Ašner werkte in 1941-1942 als chef van de fascistische Ustaše-politie in Pozega. Kroatië had zich in de oorlog onafhankellijk verklaard en bij Hitler en consoorten aangesloten. Ašner's job als Kroatische fasco-flik was het opsporen en deporteren van alles wat ook maar enig rasonzuiver was naar Nazi-normen - Serviërs, joden, zigeuners, noem maar op. Hij zou zo honderden mensen een enkel ticket naar de concentratiekampen bezorgd hebben. Hij werd per toeval ontdekt door een joodse onderzoeker die het joods kerkhof in zijn stad uitpluisde en zo via via op Ašner terechtkwam. Asner zelf was niet echt onder de indruk: "[He] is nothing but a vagabond, never done a day's work in his life. He's a Jew and because he's a Jew people think he's decent. He's an agent of Wiesenthal and Zuroff. These types don't impress me." Van vooroordelen gesproken.

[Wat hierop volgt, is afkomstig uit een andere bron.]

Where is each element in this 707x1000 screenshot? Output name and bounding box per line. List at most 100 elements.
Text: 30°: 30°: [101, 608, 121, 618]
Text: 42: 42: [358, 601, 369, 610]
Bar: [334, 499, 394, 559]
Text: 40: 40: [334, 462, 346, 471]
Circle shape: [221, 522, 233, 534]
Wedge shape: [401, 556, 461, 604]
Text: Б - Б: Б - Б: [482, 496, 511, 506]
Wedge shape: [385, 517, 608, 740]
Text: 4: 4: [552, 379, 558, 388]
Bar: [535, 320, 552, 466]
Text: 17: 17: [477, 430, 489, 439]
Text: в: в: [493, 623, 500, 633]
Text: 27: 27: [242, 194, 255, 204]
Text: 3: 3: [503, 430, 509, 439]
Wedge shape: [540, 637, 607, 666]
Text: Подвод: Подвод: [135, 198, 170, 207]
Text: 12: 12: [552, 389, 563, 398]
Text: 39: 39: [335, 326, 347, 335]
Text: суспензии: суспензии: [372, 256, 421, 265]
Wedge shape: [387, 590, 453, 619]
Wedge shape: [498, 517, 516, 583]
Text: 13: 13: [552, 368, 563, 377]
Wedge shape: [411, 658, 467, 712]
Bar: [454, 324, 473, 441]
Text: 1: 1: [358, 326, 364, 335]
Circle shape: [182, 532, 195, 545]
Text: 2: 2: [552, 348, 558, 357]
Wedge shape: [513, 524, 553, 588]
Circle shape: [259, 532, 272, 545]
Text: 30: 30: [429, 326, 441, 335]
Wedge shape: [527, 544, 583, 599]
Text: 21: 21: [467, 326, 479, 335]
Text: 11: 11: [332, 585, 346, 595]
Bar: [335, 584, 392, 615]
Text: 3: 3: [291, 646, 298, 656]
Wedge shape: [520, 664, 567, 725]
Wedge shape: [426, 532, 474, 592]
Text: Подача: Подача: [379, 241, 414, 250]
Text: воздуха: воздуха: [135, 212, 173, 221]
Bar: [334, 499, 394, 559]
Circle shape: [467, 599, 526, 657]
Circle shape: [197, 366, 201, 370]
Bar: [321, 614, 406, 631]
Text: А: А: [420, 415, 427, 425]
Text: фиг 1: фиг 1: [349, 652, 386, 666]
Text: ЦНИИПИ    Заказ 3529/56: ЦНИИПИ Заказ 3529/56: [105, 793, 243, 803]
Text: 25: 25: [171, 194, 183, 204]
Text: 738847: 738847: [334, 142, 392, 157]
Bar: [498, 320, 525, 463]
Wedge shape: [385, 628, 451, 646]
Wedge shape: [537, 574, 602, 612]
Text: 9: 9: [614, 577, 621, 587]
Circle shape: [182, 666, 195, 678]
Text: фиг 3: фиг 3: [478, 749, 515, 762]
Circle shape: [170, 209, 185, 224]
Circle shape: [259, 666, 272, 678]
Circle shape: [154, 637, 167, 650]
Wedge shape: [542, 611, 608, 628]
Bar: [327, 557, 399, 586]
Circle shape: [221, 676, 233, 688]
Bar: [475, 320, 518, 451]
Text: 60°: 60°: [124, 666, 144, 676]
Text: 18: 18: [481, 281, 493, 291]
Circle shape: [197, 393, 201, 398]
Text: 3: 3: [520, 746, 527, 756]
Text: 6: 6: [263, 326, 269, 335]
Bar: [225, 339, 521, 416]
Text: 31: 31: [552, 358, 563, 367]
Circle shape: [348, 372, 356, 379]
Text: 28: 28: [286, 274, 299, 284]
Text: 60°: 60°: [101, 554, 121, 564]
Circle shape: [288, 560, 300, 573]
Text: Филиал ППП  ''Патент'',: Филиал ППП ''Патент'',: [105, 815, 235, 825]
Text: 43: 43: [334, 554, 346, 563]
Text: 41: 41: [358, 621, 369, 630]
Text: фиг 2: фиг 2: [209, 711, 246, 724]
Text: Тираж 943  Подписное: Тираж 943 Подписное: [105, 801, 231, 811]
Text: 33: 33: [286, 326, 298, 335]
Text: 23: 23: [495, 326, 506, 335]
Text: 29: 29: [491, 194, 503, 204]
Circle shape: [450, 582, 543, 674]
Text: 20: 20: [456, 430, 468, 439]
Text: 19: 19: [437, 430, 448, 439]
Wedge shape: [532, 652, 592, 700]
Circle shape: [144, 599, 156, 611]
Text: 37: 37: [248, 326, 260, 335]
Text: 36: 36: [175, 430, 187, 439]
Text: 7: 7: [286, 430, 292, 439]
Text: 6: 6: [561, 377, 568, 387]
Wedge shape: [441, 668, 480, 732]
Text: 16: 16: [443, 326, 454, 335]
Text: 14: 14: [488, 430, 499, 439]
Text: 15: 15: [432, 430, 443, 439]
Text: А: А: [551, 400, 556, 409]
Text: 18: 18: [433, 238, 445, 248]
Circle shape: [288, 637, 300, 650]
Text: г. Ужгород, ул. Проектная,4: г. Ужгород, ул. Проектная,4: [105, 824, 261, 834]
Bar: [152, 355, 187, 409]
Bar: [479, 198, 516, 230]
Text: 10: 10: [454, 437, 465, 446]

In de laatste oorlogsmaanden vluchtte hij naar Oostenrijk en veranderde zijn naam in George Aschner. Hij leefde rustig en ongestoord verder, tot hij ontdekt werd door die vlijtige onderzoeker. Ašner leefde dan al in Klagenfurt, waar de aflijvige Jörg Haider toen nog gouverneur was. Die vond het overigens niet meer als normaal dat Ašner daar woonde: volgens hem was de Kroaat altijd vriendelijk en woonde hij in volle vrede met zijn Tiroolse buren.
Hoe het ook zij, gerechtelijke vervolging kwam er niet: Ašner overleed op 14 juni in zijn bejaardentehuis in Klagenfurt, 98 jaar oud... Het nieuws werd nu pas bekendgemaakt.